Press (only german articles) • Ein- und Ausatmen mit der Gitarre Der Gitarrist "Karl Ritter von Stockerau"

Als er noch mit Kurt Ostbahn und der Chefpartie auf der Bühne stand, hieß Karl Ritter noch "Prinz Karasek". Günter Brödl nannte ihn "den Dobromann". Heute "atmen" er und seine Gitarre allein auf seiner neuen CD, einem Meisterwerk der neuen Musik.
Karl Ritter zählt zu den vielseitigsten Musikern Österreichs. Der Gitarrist, der wegen seines Heimatortes gerne auch "Karl Ritter von Stockerau" genannt wird, ist vielen auf unterschiedliche Weise bekannt.

Die Jahre mit Kurt Ostbahn
Jahrelang war Karl Ritter Mitglied der Chefpartie. Eine Zeit, die für ihn wichtig war, denn der "Chef" ließ seinen Musikern immer viel Freiheiten. Da war immer Raum für Improvisationen. Und es war Raum für die vielen anderen Projekte, die Karl Ritter verfolgte und durchzog.

Jazz, Blues und Rock
Karl Ritter, der zunächst Geige lernte, lernen musste, wie er betonte, entdeckte als Teenager die Gitarre für sich. Ritter ist Autodidakt. Die Gitarre ist ihm Mittel, sich auszudrücken, seine Gedanken in eine Form zu gießen, eine musikalische Form natürlich. Ritters Musik ist immer spannend. Spürbar ist stets eine ungeheure Intensität. Oft sind Ritter die ungespielten Töne die wichtigsten. Schnörkel mag er keine. Die Gedanken purzeln pur aus ihm heraus, formen sich blitzschnell. Angesiedelt ist das im Idealpunkt zwischen Hirn und Bauch. Jazz, Blues, Rock - alles ist da.

Der "Dobromann"
Günter Brödl nannte Ritter einmal einen Grenzgänger und einen radikalen Erneuerer und Visionär. "Und schließlich", schreibt Brödl, "Karl Ritter ist der Dobromann, weil er seiner silbernen Blechbüchse Töne entlockt, die von geradezu übernatürlicher Schönheit sein können, aber auch von bestialischer Kraft."

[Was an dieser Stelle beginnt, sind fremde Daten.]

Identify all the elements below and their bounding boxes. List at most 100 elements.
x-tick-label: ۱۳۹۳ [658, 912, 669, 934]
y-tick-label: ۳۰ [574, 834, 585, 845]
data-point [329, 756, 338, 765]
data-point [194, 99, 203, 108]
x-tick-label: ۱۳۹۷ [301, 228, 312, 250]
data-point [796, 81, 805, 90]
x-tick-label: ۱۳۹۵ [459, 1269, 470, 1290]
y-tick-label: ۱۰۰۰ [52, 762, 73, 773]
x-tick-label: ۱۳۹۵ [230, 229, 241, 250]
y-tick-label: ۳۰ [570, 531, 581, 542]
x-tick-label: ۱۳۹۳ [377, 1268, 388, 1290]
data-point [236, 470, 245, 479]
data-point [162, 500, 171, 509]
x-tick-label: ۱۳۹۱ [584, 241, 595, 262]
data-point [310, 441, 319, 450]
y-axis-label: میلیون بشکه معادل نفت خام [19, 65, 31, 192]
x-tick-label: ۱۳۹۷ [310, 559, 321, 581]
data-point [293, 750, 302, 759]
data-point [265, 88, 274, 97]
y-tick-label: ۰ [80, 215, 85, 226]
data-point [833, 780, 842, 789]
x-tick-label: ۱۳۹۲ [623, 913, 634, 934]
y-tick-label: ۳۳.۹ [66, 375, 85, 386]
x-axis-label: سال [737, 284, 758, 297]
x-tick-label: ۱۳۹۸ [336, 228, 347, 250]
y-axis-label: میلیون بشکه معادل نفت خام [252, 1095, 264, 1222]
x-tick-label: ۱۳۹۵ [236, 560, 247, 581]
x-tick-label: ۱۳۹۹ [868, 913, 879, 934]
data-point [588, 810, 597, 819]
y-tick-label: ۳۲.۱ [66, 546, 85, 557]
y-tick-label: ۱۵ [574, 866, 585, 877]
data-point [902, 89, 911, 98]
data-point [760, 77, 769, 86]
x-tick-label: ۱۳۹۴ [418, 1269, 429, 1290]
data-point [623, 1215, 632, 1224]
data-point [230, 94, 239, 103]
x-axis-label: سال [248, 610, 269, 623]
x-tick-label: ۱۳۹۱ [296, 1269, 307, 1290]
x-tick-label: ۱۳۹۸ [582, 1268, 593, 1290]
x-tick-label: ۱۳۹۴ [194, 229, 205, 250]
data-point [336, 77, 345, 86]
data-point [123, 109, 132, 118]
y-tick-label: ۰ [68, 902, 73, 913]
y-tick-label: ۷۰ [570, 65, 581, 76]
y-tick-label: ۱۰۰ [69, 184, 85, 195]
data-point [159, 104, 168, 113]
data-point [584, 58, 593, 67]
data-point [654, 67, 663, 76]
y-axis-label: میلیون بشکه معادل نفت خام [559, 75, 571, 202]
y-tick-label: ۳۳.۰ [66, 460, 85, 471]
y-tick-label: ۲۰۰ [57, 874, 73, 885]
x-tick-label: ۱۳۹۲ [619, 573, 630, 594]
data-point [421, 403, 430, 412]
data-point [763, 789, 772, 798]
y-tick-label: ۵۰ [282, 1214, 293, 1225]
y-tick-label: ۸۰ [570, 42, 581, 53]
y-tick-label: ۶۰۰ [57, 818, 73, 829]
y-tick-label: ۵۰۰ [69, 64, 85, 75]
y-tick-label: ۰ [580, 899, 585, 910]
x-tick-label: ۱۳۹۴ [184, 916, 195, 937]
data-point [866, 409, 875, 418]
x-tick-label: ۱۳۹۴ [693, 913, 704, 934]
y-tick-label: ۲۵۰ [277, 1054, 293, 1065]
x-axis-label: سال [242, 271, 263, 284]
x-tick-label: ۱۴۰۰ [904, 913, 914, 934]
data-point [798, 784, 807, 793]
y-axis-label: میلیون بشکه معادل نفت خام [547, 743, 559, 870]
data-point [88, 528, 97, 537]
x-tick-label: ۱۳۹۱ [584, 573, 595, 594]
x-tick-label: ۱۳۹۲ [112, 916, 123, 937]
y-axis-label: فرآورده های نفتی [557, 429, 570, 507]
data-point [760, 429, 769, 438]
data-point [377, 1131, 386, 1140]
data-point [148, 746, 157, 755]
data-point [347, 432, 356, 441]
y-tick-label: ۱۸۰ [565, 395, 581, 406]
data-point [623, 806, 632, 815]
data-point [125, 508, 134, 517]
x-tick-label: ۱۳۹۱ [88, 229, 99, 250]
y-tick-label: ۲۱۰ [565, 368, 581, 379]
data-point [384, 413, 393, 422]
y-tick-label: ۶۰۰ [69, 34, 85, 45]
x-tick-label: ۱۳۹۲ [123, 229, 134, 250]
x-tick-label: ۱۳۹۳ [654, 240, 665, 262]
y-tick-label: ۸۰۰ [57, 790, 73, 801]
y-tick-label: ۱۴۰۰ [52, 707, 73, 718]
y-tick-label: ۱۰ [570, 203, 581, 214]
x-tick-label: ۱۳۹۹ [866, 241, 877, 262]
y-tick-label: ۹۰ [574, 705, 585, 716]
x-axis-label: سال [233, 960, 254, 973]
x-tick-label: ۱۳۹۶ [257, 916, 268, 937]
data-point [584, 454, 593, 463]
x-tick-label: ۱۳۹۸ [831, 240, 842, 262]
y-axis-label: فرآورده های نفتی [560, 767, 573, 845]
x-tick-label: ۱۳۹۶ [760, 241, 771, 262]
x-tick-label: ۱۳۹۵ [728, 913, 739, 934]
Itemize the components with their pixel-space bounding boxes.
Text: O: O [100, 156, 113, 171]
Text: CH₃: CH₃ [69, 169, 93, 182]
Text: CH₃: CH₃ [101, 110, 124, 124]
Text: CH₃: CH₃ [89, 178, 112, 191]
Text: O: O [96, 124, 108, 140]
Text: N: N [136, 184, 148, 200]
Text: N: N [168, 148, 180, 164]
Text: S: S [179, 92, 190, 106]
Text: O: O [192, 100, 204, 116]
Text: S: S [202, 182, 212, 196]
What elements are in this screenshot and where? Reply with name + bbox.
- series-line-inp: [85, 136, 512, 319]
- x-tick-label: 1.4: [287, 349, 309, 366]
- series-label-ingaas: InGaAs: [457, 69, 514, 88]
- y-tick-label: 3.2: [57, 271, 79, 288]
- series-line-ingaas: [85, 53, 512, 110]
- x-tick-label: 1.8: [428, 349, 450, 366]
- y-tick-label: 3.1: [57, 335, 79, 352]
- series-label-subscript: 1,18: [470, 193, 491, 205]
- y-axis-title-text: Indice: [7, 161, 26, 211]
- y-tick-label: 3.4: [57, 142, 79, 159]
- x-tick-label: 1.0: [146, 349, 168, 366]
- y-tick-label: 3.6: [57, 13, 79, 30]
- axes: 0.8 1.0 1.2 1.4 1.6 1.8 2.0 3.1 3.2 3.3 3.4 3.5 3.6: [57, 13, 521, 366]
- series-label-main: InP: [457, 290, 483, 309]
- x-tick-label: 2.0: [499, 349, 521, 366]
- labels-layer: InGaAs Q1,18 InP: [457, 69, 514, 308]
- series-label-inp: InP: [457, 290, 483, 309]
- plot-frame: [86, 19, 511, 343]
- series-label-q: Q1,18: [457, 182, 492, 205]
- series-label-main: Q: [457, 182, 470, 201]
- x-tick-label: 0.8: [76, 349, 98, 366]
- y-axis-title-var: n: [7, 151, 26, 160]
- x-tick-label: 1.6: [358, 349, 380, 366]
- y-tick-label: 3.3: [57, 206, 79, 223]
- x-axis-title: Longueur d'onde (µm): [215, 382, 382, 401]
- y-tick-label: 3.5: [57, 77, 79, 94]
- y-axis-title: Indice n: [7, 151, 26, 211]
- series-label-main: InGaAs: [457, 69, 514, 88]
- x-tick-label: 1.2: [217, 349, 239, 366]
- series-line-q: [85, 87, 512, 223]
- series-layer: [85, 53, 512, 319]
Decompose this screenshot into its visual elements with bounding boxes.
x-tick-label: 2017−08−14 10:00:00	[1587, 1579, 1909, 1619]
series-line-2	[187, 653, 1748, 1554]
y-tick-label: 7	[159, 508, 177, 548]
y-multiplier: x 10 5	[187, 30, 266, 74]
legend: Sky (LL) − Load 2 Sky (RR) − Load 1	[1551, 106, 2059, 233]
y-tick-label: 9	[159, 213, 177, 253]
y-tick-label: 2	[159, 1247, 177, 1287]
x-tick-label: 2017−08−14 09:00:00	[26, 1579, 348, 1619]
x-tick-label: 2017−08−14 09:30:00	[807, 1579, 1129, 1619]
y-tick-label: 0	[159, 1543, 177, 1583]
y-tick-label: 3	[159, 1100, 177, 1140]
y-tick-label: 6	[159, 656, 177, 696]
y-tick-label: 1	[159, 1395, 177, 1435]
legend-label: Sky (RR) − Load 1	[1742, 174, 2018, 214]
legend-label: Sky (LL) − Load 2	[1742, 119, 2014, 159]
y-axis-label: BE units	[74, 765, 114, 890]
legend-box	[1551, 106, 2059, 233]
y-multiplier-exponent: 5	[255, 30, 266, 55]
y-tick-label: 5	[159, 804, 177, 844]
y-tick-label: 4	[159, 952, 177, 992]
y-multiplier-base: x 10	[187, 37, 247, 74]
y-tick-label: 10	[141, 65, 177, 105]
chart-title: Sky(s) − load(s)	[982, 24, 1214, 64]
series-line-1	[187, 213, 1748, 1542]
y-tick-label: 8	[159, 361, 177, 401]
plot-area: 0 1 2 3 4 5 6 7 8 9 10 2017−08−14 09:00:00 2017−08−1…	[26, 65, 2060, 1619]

"Seht und hört, das bin ich"
Ritter vereinigt alle guten Eigenschaften, die geniale Musiker auszeichnen: er ist ein Suchender, ein Ästhet, ohne es vielleicht sein zu wollen, er ist ein guter Zuhörer, der auf die Ideen anderer reagiert, wenn sie zusammen spielen. Und er ist bei seinen Solokonzerten einer, der gleichsam nackt sein Innerstes nach Außen kehrt, als würde er rufen: "Seht und hört, das bin ich."

Kein "Schablonenritter"
Der 1959 geborene Ritter ließ sich nie in eine Schablone pressen. Mit Melissa Coleman, Cello, und dem Akkordeonisten Otto Lechner zelebrierte er eindrucksvoll die Kunst der freien Improvisation. Mit Kurt Ostbahn alias Willi Resetarits ließ er es oftmals energetisch rocken. Solo zeigt er wiederum eine ungeheure Sensibilität. Aktuelle Projekte, etwa mit Franz Hautzinger, führen ihn heuer quer durch Europa und auch nach Afrika.

Mit der Gitarre "atmen"
"Atmen" - so heißt die neue CD Karl Ritters. Präsentiert wurde sie am 31. Mai im RadioKulturhaus. "Atmen" ist ein Meisterwerk der neuen Musik, ein Meisterwerk des Jazz, wenn auch diese CD nicht in eine Schablone passt. Selten noch hat man den Künstler so pur, so auf sich selbst reduziert, erlebt. u8232 Auf dieser CD hört man Klänge, die u. a. Spurenelemente des Blues enthalten. Hervorstechend ist aber eine neue akustische Klangwelt, die Ritter mit seiner Gitarre aufstößt. Man fühlt sich förmlich im Korpus seiner Gitarre gefangen, atmet frei ein und aus, ohne dass einem die Luft wegbleibt.